文・謝宜婷 写真・莊坤儒 翻訳・山口 雪菜

2020年は台湾のポッドキャスト元年と言える。アマチュアのパーソナリティが人気となり「百霊果」「股癌」「台湾通勤第一品牌」といった番組を数万人が聴取するようになった。さらに台湾のSound On社は、コンテンツ制作から広告マッチングまでのサービスを提供している。


『光華』ではポッドキャスト界の先鋒である『関鍵評論網(ニュース・レンズ)』の番組「馬力欧陪你喝一杯(マリオと一杯)」のパーソナリティである楊士範と、台湾の非営利ネットメディア『報道者(The Reporter)』のパーソナリティ劉致昕に、ポッドキャスト番組制作のプロセスや新たな手法について語っていただいた。


「ハロー!マリオと一杯。私はマリオです。One, two ! One, two, three !」と、番組は軽快に始まり、ジャズが流れた後に自由な対談が始まる。ポッドキャストは楊士範のラジオの夢の一つの形で、制限のない実験の場でもある。








2020年8月、『報道者(The Reporter)』のポッドキャスト番組「The Real Story」がスタートした。副編集長の劉致昕がパーソナリティを務め、社内の記者が取材の裏話をした後、専門家がリスナーの疑問に答えるという内容だ。また社会的テーマについて、文字媒体の取材対象者を番組に招いて経験を語ってもらい、長文を読み慣れない人々に音声を通して情報に触れてもらう。

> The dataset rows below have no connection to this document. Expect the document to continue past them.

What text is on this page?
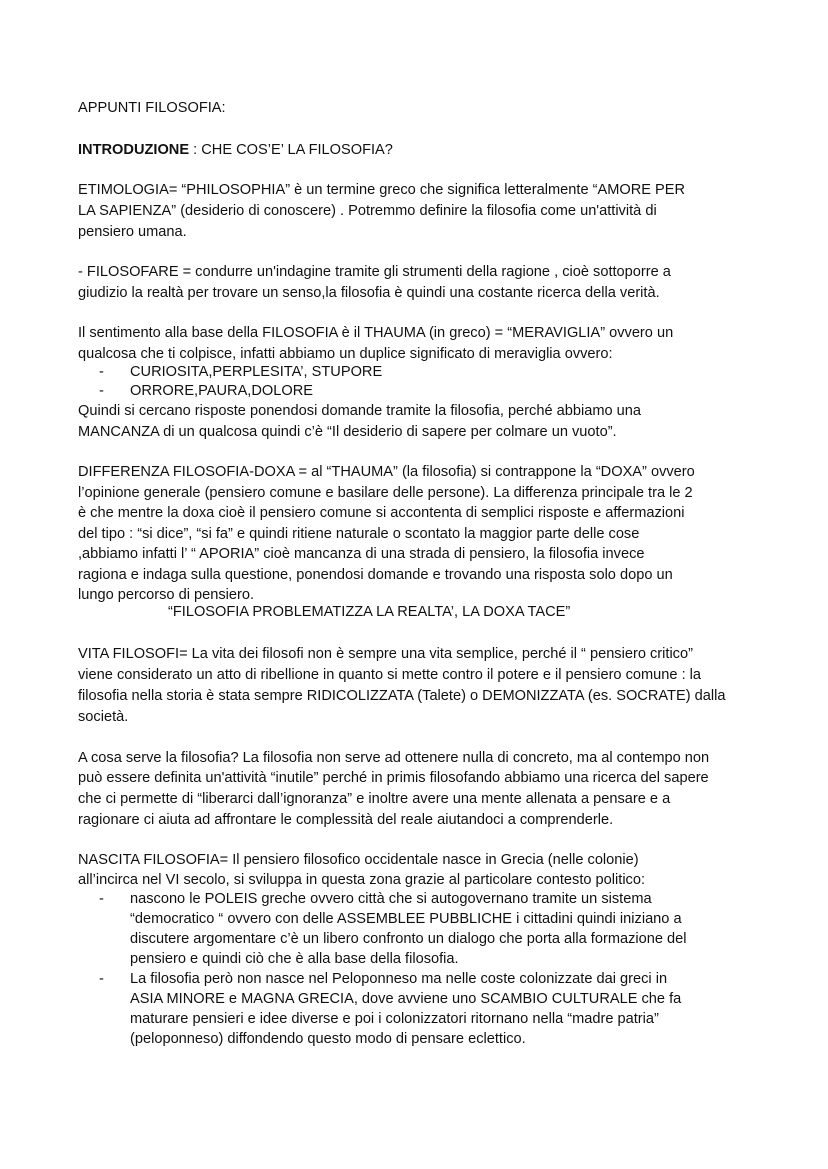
APPUNTI FILOSOFIA:
INTRODUZIONE : CHE COS’E’ LA FILOSOFIA?
ETIMOLOGIA= “PHILOSOPHIA” è un termine greco che significa letteralmente “AMORE PER
LA SAPIENZA” (desiderio di conoscere) . Potremmo definire la filosofia come un'attività di
pensiero umana.
- FILOSOFARE = condurre un'indagine tramite gli strumenti della ragione , cioè sottoporre a
giudizio la realtà per trovare un senso,la filosofia è quindi una costante ricerca della verità.
Il sentimento alla base della FILOSOFIA è il THAUMA (in greco) = “MERAVIGLIA” ovvero un
qualcosa che ti colpisce, infatti abbiamo un duplice significato di meraviglia ovvero:
- CURIOSITA,PERPLESITA’, STUPORE
- ORRORE,PAURA,DOLORE
Quindi si cercano risposte ponendosi domande tramite la filosofia, perché abbiamo una
MANCANZA di un qualcosa quindi c’è “Il desiderio di sapere per colmare un vuoto”.
DIFFERENZA FILOSOFIA-DOXA = al “THAUMA” (la filosofia) si contrappone la “DOXA” ovvero
l’opinione generale (pensiero comune e basilare delle persone). La differenza principale tra le 2
è che mentre la doxa cioè il pensiero comune si accontenta di semplici risposte e affermazioni
del tipo : “si dice”, “si fa” e quindi ritiene naturale o scontato la maggior parte delle cose
,abbiamo infatti l’ “ APORIA” cioè mancanza di una strada di pensiero, la filosofia invece
ragiona e indaga sulla questione, ponendosi domande e trovando una risposta solo dopo un
lungo percorso di pensiero.
“FILOSOFIA PROBLEMATIZZA LA REALTA’, LA DOXA TACE”
VITA FILOSOFI= La vita dei filosofi non è sempre una vita semplice, perché il “ pensiero critico”
viene considerato un atto di ribellione in quanto si mette contro il potere e il pensiero comune : la
filosofia nella storia è stata sempre RIDICOLIZZATA (Talete) o DEMONIZZATA (es. SOCRATE) dalla
società.
A cosa serve la filosofia? La filosofia non serve ad ottenere nulla di concreto, ma al contempo non
può essere definita un'attività “inutile” perché in primis filosofando abbiamo una ricerca del sapere
che ci permette di “liberarci dall’ignoranza” e inoltre avere una mente allenata a pensare e a
ragionare ci aiuta ad affrontare le complessità del reale aiutandoci a comprenderle.
NASCITA FILOSOFIA= Il pensiero filosofico occidentale nasce in Grecia (nelle colonie)
all’incirca nel VI secolo, si sviluppa in questa zona grazie al particolare contesto politico:
- nascono le POLEIS greche ovvero città che si autogovernano tramite un sistema
“democratico “ ovvero con delle ASSEMBLEE PUBBLICHE i cittadini quindi iniziano a
discutere argomentare c’è un libero confronto un dialogo che porta alla formazione del
pensiero e quindi ciò che è alla base della filosofia.
- La filosofia però non nasce nel Peloponneso ma nelle coste colonizzate dai greci in
ASIA MINORE e MAGNA GRECIA, dove avviene uno SCAMBIO CULTURALE che fa
maturare pensieri e idee diverse e poi i colonizzatori ritornano nella “madre patria”
(peloponneso) diffondendo questo modo di pensare eclettico.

彼はニューヨーク・タイムズのポッドキャスト番組「The Daily」の特集「Tilly Remembers Her Grandfather」を例に挙げる。新型コロナウイルス流行で多くの人の心が傷ついていることを考える内容で、コロナで祖父を亡くした幼い少女に、生活や心への影響をたずねる。その言葉からリスナーは、この課題にどう向き合うべきか考えさせられる。番組の中で、司会者はコロナによる経済の低迷や他のデータを説明することはなく、ひとつの物語を淡々と伝える。